MIAMI (CBSMiami) – Get ready to set sail to Cuba, no matter where you were born.
Cuban-Americans born in Cuba will now be allowed to enter via cruises, clearing the way for Carnival Corporation’s planned sailings to the island.
But that’s not all. Cuba also said they will allow Cubans to travel on the cruise as long as they have a visa for the country to which they are going visit. Also, Cuban residents will be allowed to work as crew members on cruise ships as long as they are hired through Cuban employment agencies.
The changes go into effect April 26th.
The press announcement also stated that Cuba will gradually create the conditions and begin authorizing Cubans living on the island to come and go on recreational boats (yachts) either as passengers or crews. The implementation of this measure will be announced “in a timely manner”.
Originally, Cuba said native Cubans would not be allowed to enter the island on the cruises. When Carnival adopted that policy, it was met with a vocal backlash and lawsuits.
On Monday, April 18th, the Doral-based Carnival changed course and opened bookings to everyone on their new Fathom line. The company said they were confident Cuba would change its position. Company officials had said they were talking with the Cuban government, arguing that travel by ship needed to be on a level playing field with air charter service to the island which has no restrictions.
Cuba finally relented and on Friday announced the policy change.
“I want to thank Cuba for taking this step. All along we felt very positive this would happen. We weren’t quite sure of the timing, but we were confident all along and even though there was a lot of noise generated, which made us kind of nervous and thought it might disrupt the process, in the end it didn’t,” said Arnold Donald, CEO of Carnival Corporation.
“I’ve been here since 1960. I don’t recall one time where an American corporation was able to affect change in the policy of the Cuban government,” said Miami-Dade Mayor Carlos Gimenez.

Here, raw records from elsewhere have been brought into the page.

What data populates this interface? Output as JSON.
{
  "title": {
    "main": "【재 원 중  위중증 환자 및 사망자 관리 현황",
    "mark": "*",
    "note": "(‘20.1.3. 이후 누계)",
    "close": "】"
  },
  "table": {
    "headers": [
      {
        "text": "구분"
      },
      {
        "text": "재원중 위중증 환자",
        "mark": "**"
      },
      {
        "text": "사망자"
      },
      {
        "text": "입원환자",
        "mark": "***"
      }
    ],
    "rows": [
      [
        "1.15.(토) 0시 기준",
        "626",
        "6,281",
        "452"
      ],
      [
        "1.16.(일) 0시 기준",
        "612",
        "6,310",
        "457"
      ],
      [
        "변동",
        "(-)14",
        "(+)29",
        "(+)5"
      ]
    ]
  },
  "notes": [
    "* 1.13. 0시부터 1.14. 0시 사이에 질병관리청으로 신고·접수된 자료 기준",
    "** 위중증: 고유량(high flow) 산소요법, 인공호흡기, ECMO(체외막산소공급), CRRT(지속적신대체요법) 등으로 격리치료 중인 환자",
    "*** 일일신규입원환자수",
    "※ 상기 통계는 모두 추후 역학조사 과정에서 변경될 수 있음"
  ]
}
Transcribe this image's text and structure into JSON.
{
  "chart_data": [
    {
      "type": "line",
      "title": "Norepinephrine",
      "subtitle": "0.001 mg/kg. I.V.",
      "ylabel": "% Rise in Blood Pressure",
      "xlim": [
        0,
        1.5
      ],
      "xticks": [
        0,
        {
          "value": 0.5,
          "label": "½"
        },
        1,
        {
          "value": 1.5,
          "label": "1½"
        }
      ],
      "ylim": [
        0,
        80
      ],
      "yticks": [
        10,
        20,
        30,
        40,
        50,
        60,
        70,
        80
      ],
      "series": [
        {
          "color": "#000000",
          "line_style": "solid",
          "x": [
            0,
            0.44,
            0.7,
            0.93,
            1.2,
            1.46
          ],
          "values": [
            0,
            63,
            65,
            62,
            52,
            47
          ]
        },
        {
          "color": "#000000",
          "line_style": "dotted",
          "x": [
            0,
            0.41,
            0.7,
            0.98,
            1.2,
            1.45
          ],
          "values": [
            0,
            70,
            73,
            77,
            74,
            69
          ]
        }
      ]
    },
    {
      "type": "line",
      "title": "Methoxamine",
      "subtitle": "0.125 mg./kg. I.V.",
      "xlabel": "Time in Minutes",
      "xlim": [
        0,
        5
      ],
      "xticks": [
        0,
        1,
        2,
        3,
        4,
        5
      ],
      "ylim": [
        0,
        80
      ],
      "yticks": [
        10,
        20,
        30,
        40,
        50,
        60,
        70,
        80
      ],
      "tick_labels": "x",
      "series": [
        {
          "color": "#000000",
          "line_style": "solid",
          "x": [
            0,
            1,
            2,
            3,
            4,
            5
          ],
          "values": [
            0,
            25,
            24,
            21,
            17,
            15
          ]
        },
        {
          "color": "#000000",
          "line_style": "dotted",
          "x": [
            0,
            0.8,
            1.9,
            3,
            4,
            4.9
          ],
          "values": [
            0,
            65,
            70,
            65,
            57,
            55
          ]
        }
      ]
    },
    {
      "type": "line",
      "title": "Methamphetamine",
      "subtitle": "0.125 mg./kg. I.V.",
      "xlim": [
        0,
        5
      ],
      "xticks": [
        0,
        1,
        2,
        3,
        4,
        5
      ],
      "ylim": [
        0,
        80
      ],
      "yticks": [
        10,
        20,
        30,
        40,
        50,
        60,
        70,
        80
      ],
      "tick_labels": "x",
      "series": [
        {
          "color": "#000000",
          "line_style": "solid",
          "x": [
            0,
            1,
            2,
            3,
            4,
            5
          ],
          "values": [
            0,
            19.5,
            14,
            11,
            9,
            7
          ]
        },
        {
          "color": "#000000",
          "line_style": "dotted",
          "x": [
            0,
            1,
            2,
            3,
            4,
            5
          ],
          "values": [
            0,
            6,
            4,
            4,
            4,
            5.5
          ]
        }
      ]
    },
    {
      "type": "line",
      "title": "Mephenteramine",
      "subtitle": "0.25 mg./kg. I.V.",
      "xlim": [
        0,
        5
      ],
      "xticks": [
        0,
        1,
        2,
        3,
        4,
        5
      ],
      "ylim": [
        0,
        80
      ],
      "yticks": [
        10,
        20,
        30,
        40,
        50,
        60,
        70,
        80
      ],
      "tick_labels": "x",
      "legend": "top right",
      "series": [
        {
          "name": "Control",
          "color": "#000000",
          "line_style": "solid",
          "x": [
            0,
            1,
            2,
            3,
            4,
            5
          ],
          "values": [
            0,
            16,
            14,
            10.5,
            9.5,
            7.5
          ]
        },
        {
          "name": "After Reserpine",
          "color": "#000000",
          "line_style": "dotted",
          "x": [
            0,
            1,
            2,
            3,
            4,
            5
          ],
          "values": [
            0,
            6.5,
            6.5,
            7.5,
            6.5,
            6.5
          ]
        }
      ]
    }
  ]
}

As for the lawsuits filed, attorneys said they will not be withdrawn until Carnival and Cuba come through in practice on the policy change. They want to see it actually happen.
Carnival’s Fathom brand will sail its 704-passenger Adonia ship to Cuba every other week, marking the first time in over 50 years that a cruise ship has sailed from the U.S. to Cuba.
“Our Carnival Corporation and Fathom brand teams have worked closely with Cuba throughout this process and we are thrilled to begin regular sailings to Cuba from Miami starting on May 1, 2016,” said Tara Russell, president of Carnival Corporation’s new Fathom brand. “We have been told that we will be the first cruise line to sail from the U.S. to Cuba with our historic inaugural sailing.”
During each sailing, Fathom will visit Havana, Cienfuegos and Santiago de Cuba.
Prices for the seven-day cruise start at $1,800 per person, excluding Cuban visas, taxes, fees and port expenses. Prices will vary by season.